I’m six foot six, more than three hundred pounds of muscle, and I was riding a bike designed for a small woman, or maybe a teenaged boy. I hadn’t bought it to ride it, but to restore and sell it, and driving it was damned awkward. I had a full-faced helmet on, so it wasn’t like anyone would recognize me, but that wasn’t the point. My knees poked out to the side and it was beyond uncomfortable.
The dot had made it to the interstate and was going around Moccasin Bend, and I wasn’t yet to the interstate. I hoped they stayed in town and I wasn’t stuck driving this tiny little clown-motherfucking-bike all the way to Nashville. I breathed a sigh of relief when the dot exited the interstate at the Brown’s Ferry exit.
I weigh more than the bike, so it wasn’t taking me anywhere quickly. I managed sixty on the interstate, but only because there were no long-uphill stretches. My truck is brown and tan, and it stands out, so I saw it from half a mile away. My first instinct was to park on the other side of Cracker Barrel and walk by the truck, but there would be no reason to walk past the restaurant, and I didn’t want to draw attention to myself. I’m abig guy, and people notice me. I wasn’t wearing my cut, but still, it’d be best if I could just get my truck and go.
No one seemed to be sitting up front, so I assumed it was empty. I could pull up behind it, open the back, put the bike in, close it, and then get in the front and drive away.
But that would mean I wouldn’t get to beat the fuck out of whoever had stolen it.
So did I set up surveillance, or did I just collect my truck and go?

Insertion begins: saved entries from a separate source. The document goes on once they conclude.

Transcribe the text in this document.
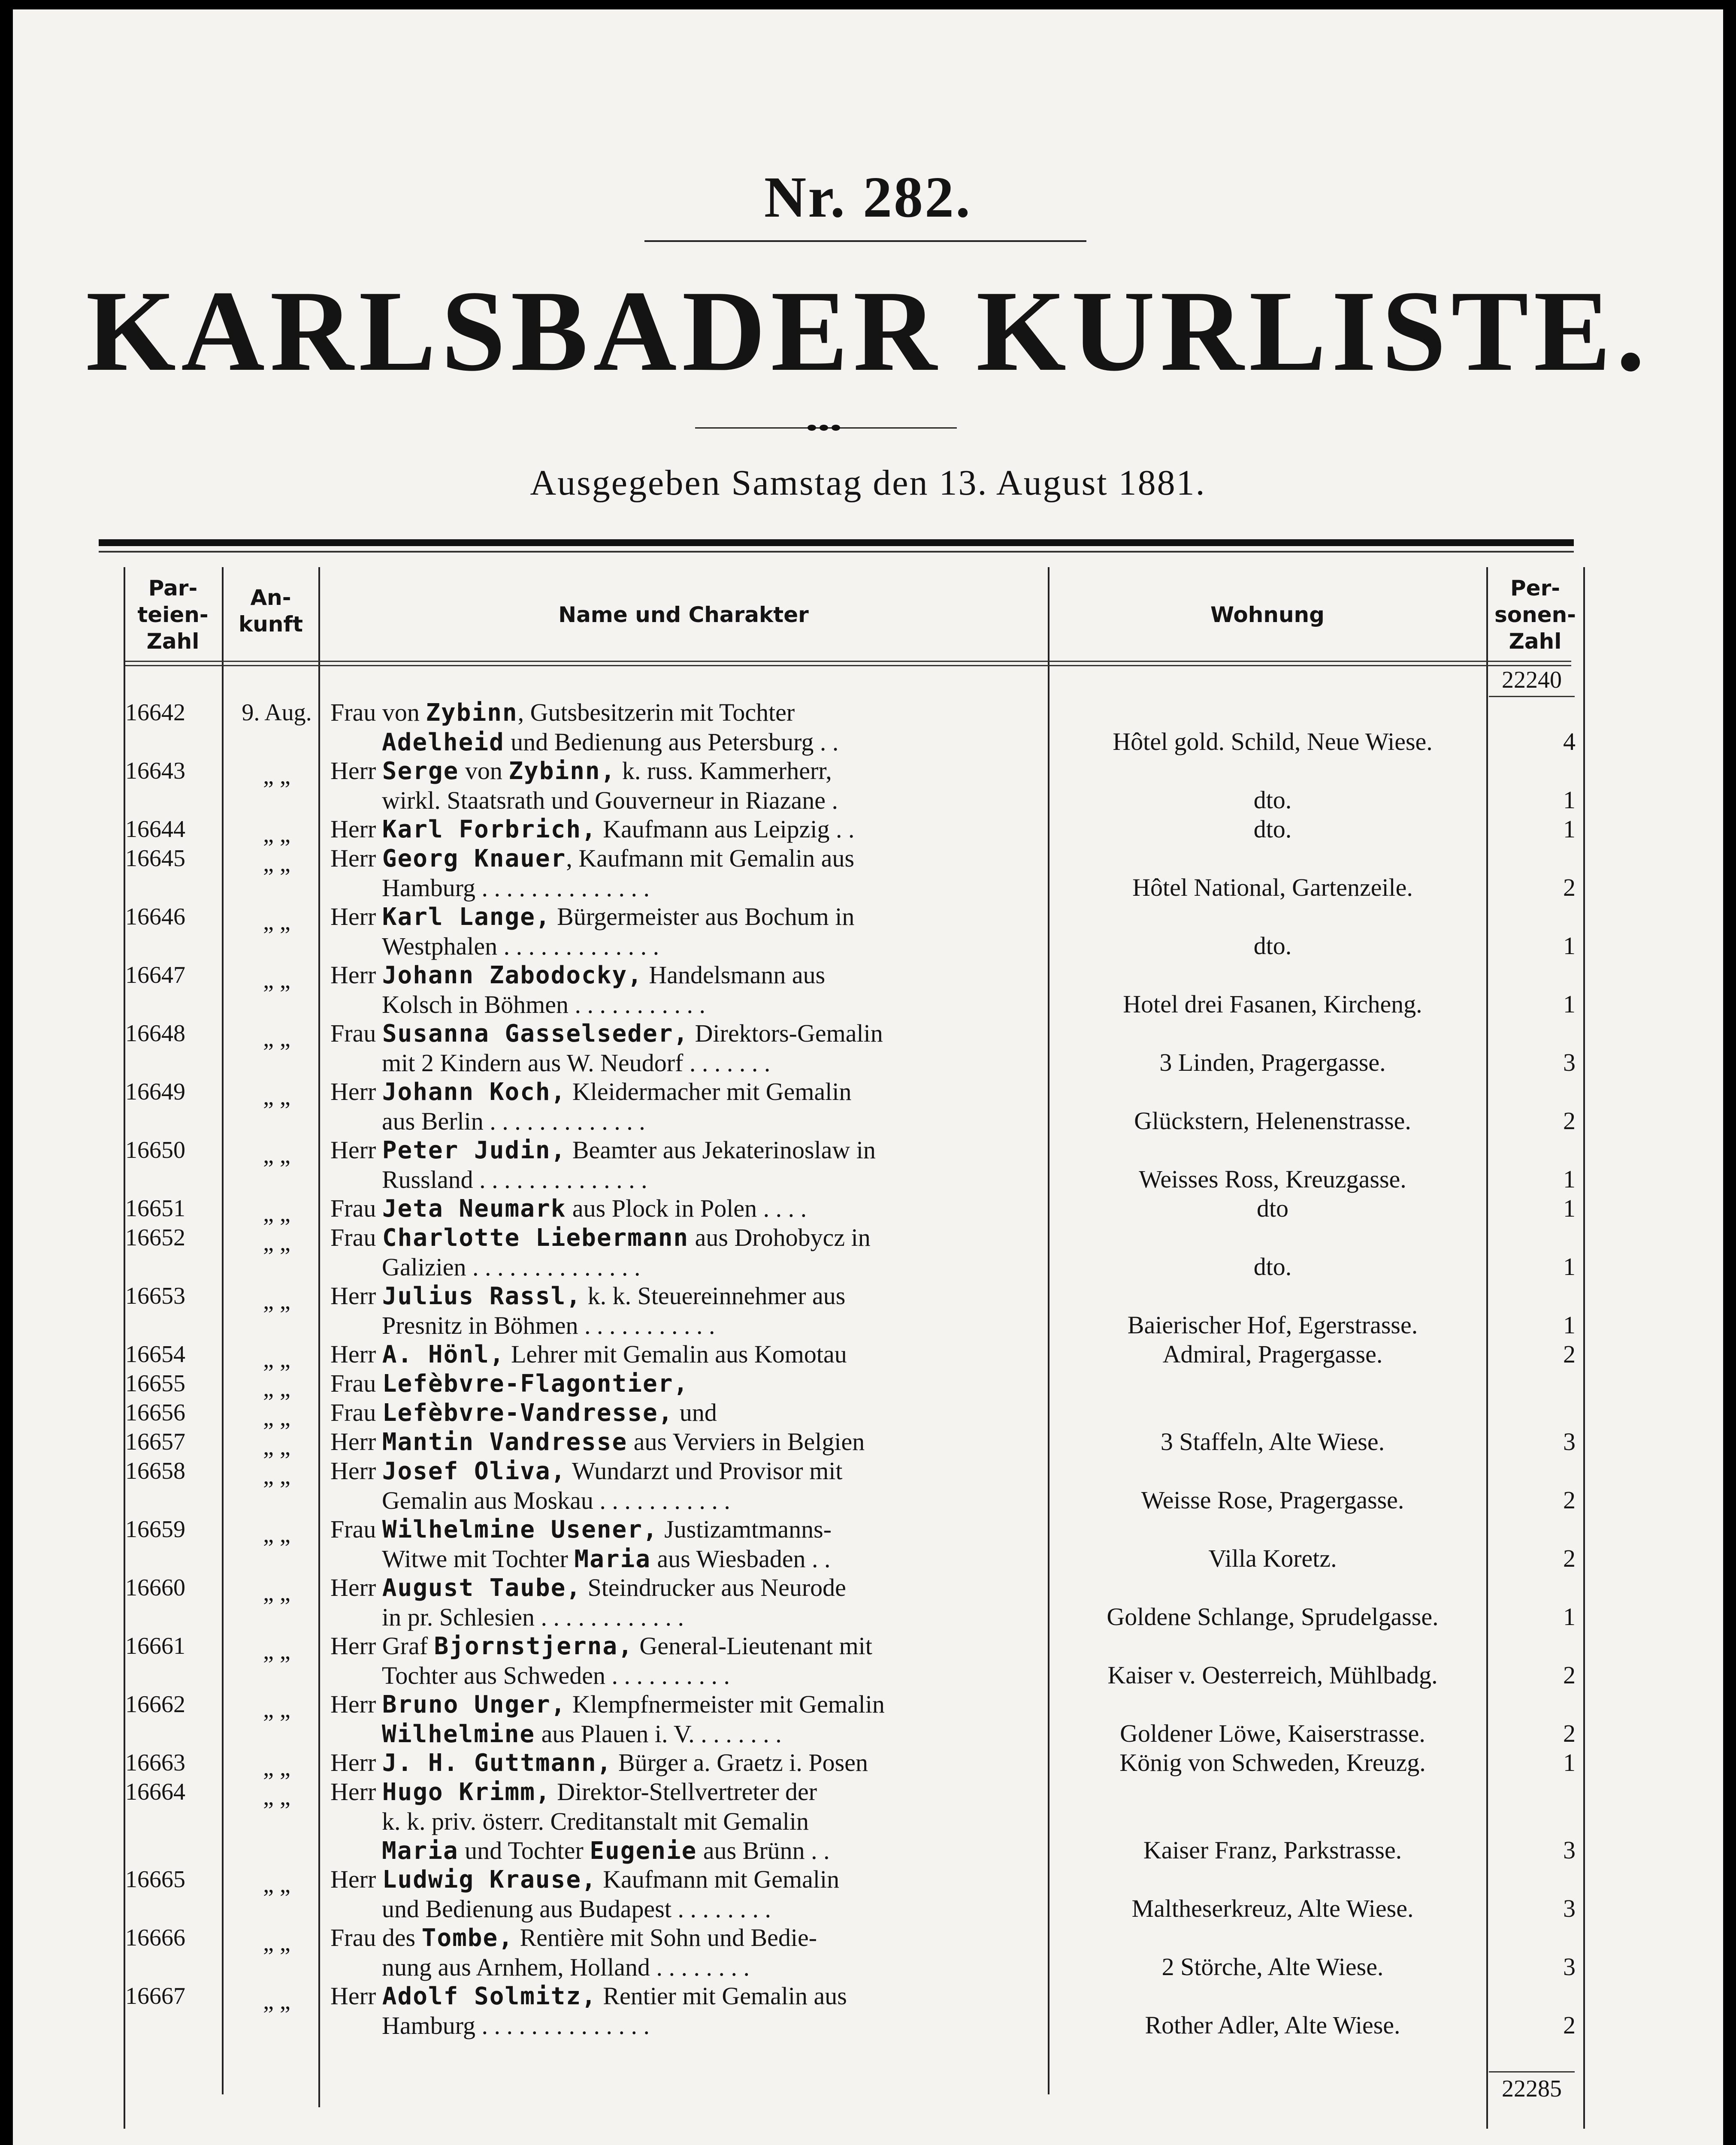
Nr. 282.
KARLSBADER KURLISTE.
Ausgegeben Samstag den 13. August 1881.
Par-
teien-
Zahl
An-
kunft	Name und Charakter	Wohnung
Per-
sonen-
Zahl
22240
22285
16642	9. Aug. Frau von Zybinn, Gutsbesitzerin mit Tochter
Adelheid und Bedienung aus Petersburg . .	Hôtel gold. Schild, Neue Wiese.	4
16643	„ „	Herr Serge von Zybinn, k. russ. Kammerherr,
wirkl. Staatsrath und Gouverneur in Riazane .	dto.	1
16644	„ „	Herr Karl Forbrich, Kaufmann aus Leipzig . .	dto.	1
16645	„ „	Herr Georg Knauer, Kaufmann mit Gemalin aus
Hamburg . . . . . . . . . . . . . .	Hôtel National, Gartenzeile.	2
16646	„ „	Herr Karl Lange, Bürgermeister aus Bochum in
Westphalen . . . . . . . . . . . . .	dto.	1
16647	„ „	Herr Johann Zabodocky, Handelsmann aus
Kolsch in Böhmen . . . . . . . . . . .	Hotel drei Fasanen, Kircheng.	1
16648	„ „	Frau Susanna Gasselseder, Direktors-Gemalin
mit 2 Kindern aus W. Neudorf . . . . . . .	3 Linden, Pragergasse.	3
16649	„ „	Herr Johann Koch, Kleidermacher mit Gemalin
aus Berlin . . . . . . . . . . . . .	Glückstern, Helenenstrasse.	2
16650	„ „	Herr Peter Judin, Beamter aus Jekaterinoslaw in
Russland . . . . . . . . . . . . . .	Weisses Ross, Kreuzgasse.	1
16651	„ „	Frau Jeta Neumark aus Plock in Polen . . . .	dto	1
16652	„ „	Frau Charlotte Liebermann aus Drohobycz in
Galizien . . . . . . . . . . . . . .	dto.	1
16653	„ „	Herr Julius Rassl, k. k. Steuereinnehmer aus
Presnitz in Böhmen . . . . . . . . . . .	Baierischer Hof, Egerstrasse.	1
16654	„ „	Herr A. Hönl, Lehrer mit Gemalin aus Komotau	Admiral, Pragergasse.	2
16655	„ „	Frau Lefèbvre-Flagontier,
16656	„ „	Frau Lefèbvre-Vandresse, und
16657	„ „	Herr Mantin Vandresse aus Verviers in Belgien	3 Staffeln, Alte Wiese.	3
16658	„ „	Herr Josef Oliva, Wundarzt und Provisor mit
Gemalin aus Moskau . . . . . . . . . . .	Weisse Rose, Pragergasse.	2
16659	„ „	Frau Wilhelmine Usener, Justizamtmanns-
Witwe mit Tochter Maria aus Wiesbaden . .	Villa Koretz.	2
16660	„ „	Herr August Taube, Steindrucker aus Neurode
in pr. Schlesien . . . . . . . . . . . .	Goldene Schlange, Sprudelgasse.	1
16661	„ „	Herr Graf Bjornstjerna, General-Lieutenant mit
Tochter aus Schweden . . . . . . . . . .	Kaiser v. Oesterreich, Mühlbadg.	2
16662	„ „	Herr Bruno Unger, Klempfnermeister mit Gemalin
Wilhelmine aus Plauen i. V. . . . . . . .	Goldener Löwe, Kaiserstrasse.	2
16663	„ „	Herr J. H. Guttmann, Bürger a. Graetz i. Posen	König von Schweden, Kreuzg.	1
16664	„ „	Herr Hugo Krimm, Direktor-Stellvertreter der
k. k. priv. österr. Creditanstalt mit Gemalin
Maria und Tochter Eugenie aus Brünn . .	Kaiser Franz, Parkstrasse.	3
16665	„ „	Herr Ludwig Krause, Kaufmann mit Gemalin
und Bedienung aus Budapest . . . . . . . .	Maltheserkreuz, Alte Wiese.	3
16666	„ „	Frau des Tombe, Rentière mit Sohn und Bedie-
nung aus Arnhem, Holland . . . . . . . .	2 Störche, Alte Wiese.	3
16667	„ „	Herr Adolf Solmitz, Rentier mit Gemalin aus
Hamburg . . . . . . . . . . . . . .	Rother Adler, Alte Wiese.	2
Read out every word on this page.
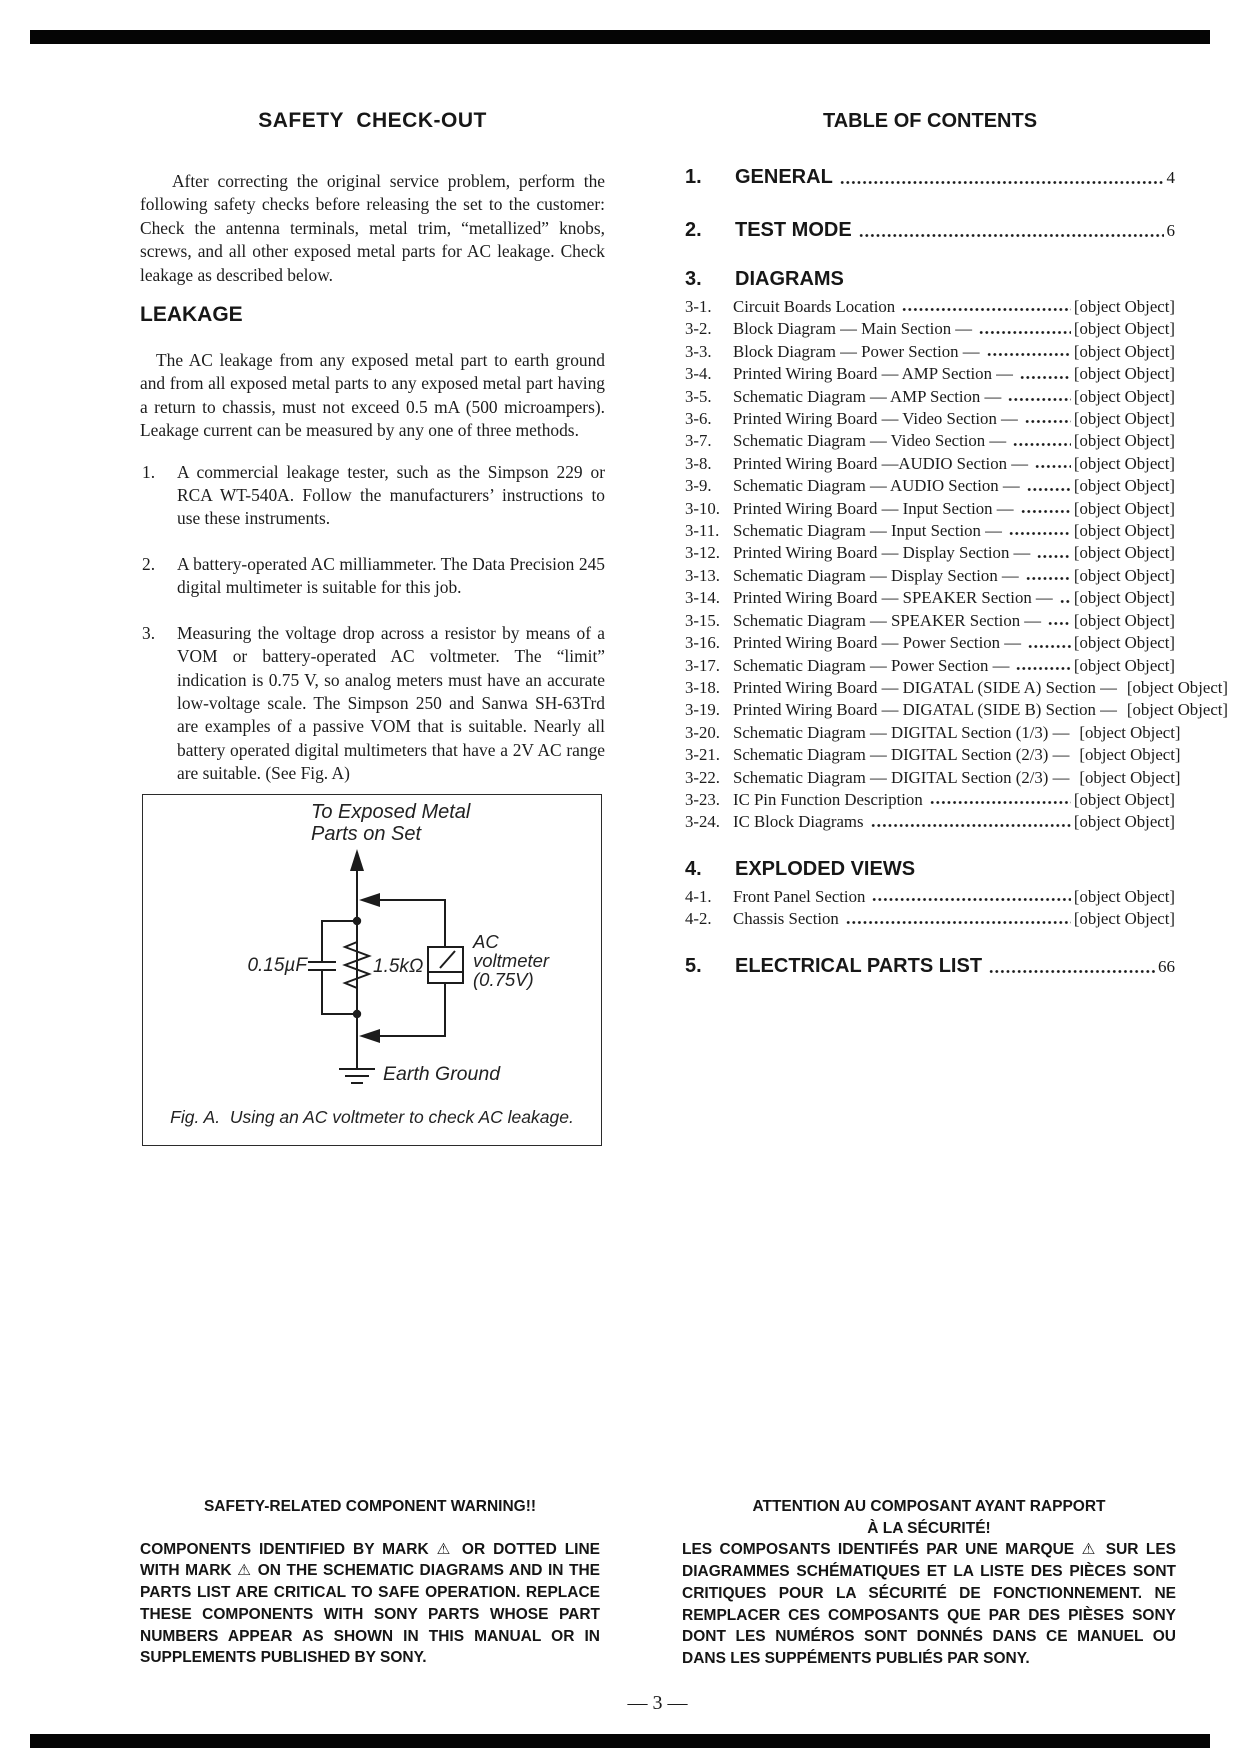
SAFETY  CHECK-OUT

After correcting the original service problem, perform the following safety checks before releasing the set to the customer: Check the antenna terminals, metal trim, “metallized” knobs, screws, and all other exposed metal parts for AC leakage. Check leakage as described below.

LEAKAGE

The AC leakage from any exposed metal part to earth ground and from all exposed metal parts to any exposed metal part having a return to chassis, must not exceed 0.5 mA (500 microampers). Leakage current can be measured by any one of three methods.

1. A commercial leakage tester, such as the Simpson 229 or RCA WT-540A. Follow the manufacturers’ instructions to use these instruments.
2. A battery-operated AC milliammeter. The Data Precision 245 digital multimeter is suitable for this job.
3. Measuring the voltage drop across a resistor by means of a VOM or battery-operated AC voltmeter. The “limit” indication is 0.75 V, so analog meters must have an accurate low-voltage scale. The Simpson 250 and Sanwa SH-63Trd are examples of a passive VOM that is suitable. Nearly all battery operated digital multimeters that have a 2V AC range are suitable. (See Fig. A)
To Exposed Metal
Parts on Set
0.15µF	1.5kΩ
AC
voltmeter
(0.75V)
Earth Ground
Fig. A.  Using an AC voltmeter to check AC leakage.
TABLE OF CONTENTS
1.	GENERAL	4
2.	TEST MODE	6
3.	DIAGRAMS
3-1.	Circuit Boards Location	[object Object]
3-2.	Block Diagram — Main Section —	[object Object]
3-3.	Block Diagram — Power Section —	[object Object]
3-4.	Printed Wiring Board — AMP Section —	[object Object]
3-5.	Schematic Diagram — AMP Section —	[object Object]
3-6.	Printed Wiring Board — Video Section —	[object Object]
3-7.	Schematic Diagram — Video Section —	[object Object]
3-8.	Printed Wiring Board —AUDIO Section —	[object Object]
3-9.	Schematic Diagram — AUDIO Section —	[object Object]
3-10. Printed Wiring Board — Input Section —	[object Object]
3-11. Schematic Diagram — Input Section —	[object Object]
3-12. Printed Wiring Board — Display Section —	[object Object]
3-13. Schematic Diagram — Display Section —	[object Object]
3-14. Printed Wiring Board — SPEAKER Section — [object Object]
3-15. Schematic Diagram — SPEAKER Section — [object Object]
3-16. Printed Wiring Board — Power Section —	[object Object]
3-17. Schematic Diagram — Power Section —	[object Object]
3-18. Printed Wiring Board — DIGATAL (SIDE A) Section — [object Object]
3-19. Printed Wiring Board — DIGATAL (SIDE B) Section — [object Object]
3-20. Schematic Diagram — DIGITAL Section (1/3) — [object Object]
3-21. Schematic Diagram — DIGITAL Section (2/3) — [object Object]
3-22. Schematic Diagram — DIGITAL Section (2/3) — [object Object]
3-23. IC Pin Function Description	[object Object]
3-24. IC Block Diagrams	[object Object]
4.	EXPLODED VIEWS
4-1.	Front Panel Section	[object Object]
4-2.	Chassis Section	[object Object]
5.	ELECTRICAL PARTS LIST	66

SAFETY-RELATED COMPONENT WARNING!!

COMPONENTS IDENTIFIED BY MARK ⚠ OR DOTTED LINE WITH MARK ⚠ ON THE SCHEMATIC DIAGRAMS AND IN THE PARTS LIST ARE CRITICAL TO SAFE OPERATION. REPLACE THESE COMPONENTS WITH SONY PARTS WHOSE PART NUMBERS APPEAR AS SHOWN IN THIS MANUAL OR IN SUPPLEMENTS PUBLISHED BY SONY.

ATTENTION AU COMPOSANT AYANT RAPPORT

À LA SÉCURITÉ!

LES COMPOSANTS IDENTIFÉS PAR UNE MARQUE ⚠ SUR LES DIAGRAMMES SCHÉMATIQUES ET LA LISTE DES PIÈCES SONT CRITIQUES POUR LA SÉCURITÉ DE FONCTIONNEMENT. NE REMPLACER CES COMPOSANTS QUE PAR DES PIÈSES SONY DONT LES NUMÉROS SONT DONNÉS DANS CE MANUEL OU DANS LES SUPPÉMENTS PUBLIÉS PAR SONY.

— 3 —
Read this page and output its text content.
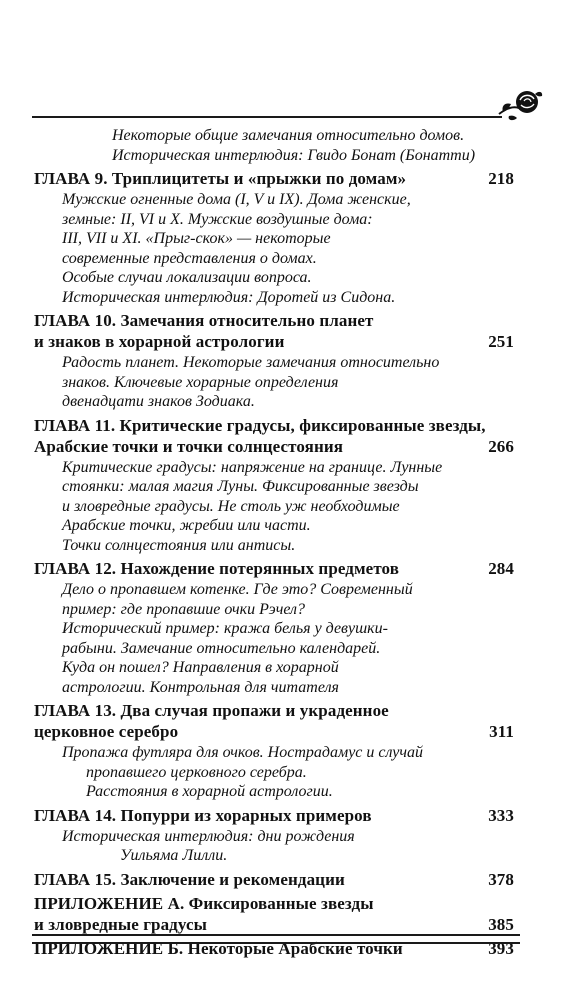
Некоторые общие замечания относительно домов.
Историческая интерлюдия: Гвидо Бонат (Бонатти)
ГЛАВА 9. Триплицитеты и «прыжки по домам»	218
Мужские огненные дома (I, V и IX). Дома женские,
земные: II, VI и X. Мужские воздушные дома:
III, VII и XI. «Прыг-скок» — некоторые
современные представления о домах.
Особые случаи локализации вопроса.
Историческая интерлюдия: Доротей из Сидона.
ГЛАВА 10. Замечания относительно планет
и знаков в хорарной астрологии	251
Радость планет. Некоторые замечания относительно
знаков. Ключевые хорарные определения
двенадцати знаков Зодиака.
ГЛАВА 11. Критические градусы, фиксированные звезды,
Арабские точки и точки солнцестояния	266
Критические градусы: напряжение на границе. Лунные
стоянки: малая магия Луны. Фиксированные звезды
и зловредные градусы. Не столь уж необходимые
Арабские точки, жребии или части.
Точки солнцестояния или антисы.
ГЛАВА 12. Нахождение потерянных предметов	284
Дело о пропавшем котенке. Где это? Современный
пример: где пропавшие очки Рэчел?
Исторический пример: кража белья у девушки-
рабыни. Замечание относительно календарей.
Куда он пошел? Направления в хорарной
астрологии. Контрольная для читателя
ГЛАВА 13. Два случая пропажи и украденное
церковное серебро	311
Пропажа футляра для очков. Нострадамус и случай
пропавшего церковного серебра.
Расстояния в хорарной астрологии.
ГЛАВА 14. Попурри из хорарных примеров	333
Историческая интерлюдия: дни рождения
Уильяма Лилли.
ГЛАВА 15. Заключение и рекомендации	378
ПРИЛОЖЕНИЕ А. Фиксированные звезды
и зловредные градусы	385
ПРИЛОЖЕНИЕ Б. Некоторые Арабские точки	393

Hell, they might not even come back to get it. I could sit here for six hours and then have to leave without satisfaction anyway.
Okay, so I’d just have to be happy getting my truck back, then.
I drove up behind it, stood, and saw a lump in the back that shouldn’t be there.
Someone was sleeping in the back.
Okay then. Plan B.
I glanced around, and no one was focused on me. Whoever had parked here had done so with the goal of not being close to any activity, and that worked for me. I opened the back, jumped in, and scented woman. Human woman.
I grabbed her forearms and told her, “Scream and I’ll have to knock you out.”
Chapter 5
Dozer
I zip-tied her wrists behind her back, and then brought her ankles up and zip-tied them to her wrists. I looked around again to be sure no one was watching, lifted her over the seats, and deposited her on her side on the front passenger seat. I jumped out the back, lifted the bike and put it into the back, closed it up, walked around to the passenger side, opened the door, and settled the woman onto the floorboard, which thankfully was plenty big for her since she was a tiny thing.
Less than five minutes after pulling into the parking lot, we were pulling right back out. I turned my phone off and put it into a signal-blocking bag I kept in the glovebox. I tossed all my loose cash in there as well.
I had to come up with where to take the little bitch, because she’d fallen into my lap, and now she wasmine.
I breathed in and parsed through the scents. No drugs. She’d recently eaten peanut butter, a banana, and some potato chips. No smell of sex on her. Not on birth control pills. She smelled healthy and terrified, as well as pissed.
“Not many people your age know how to drive a manual transmission. Who taught you?”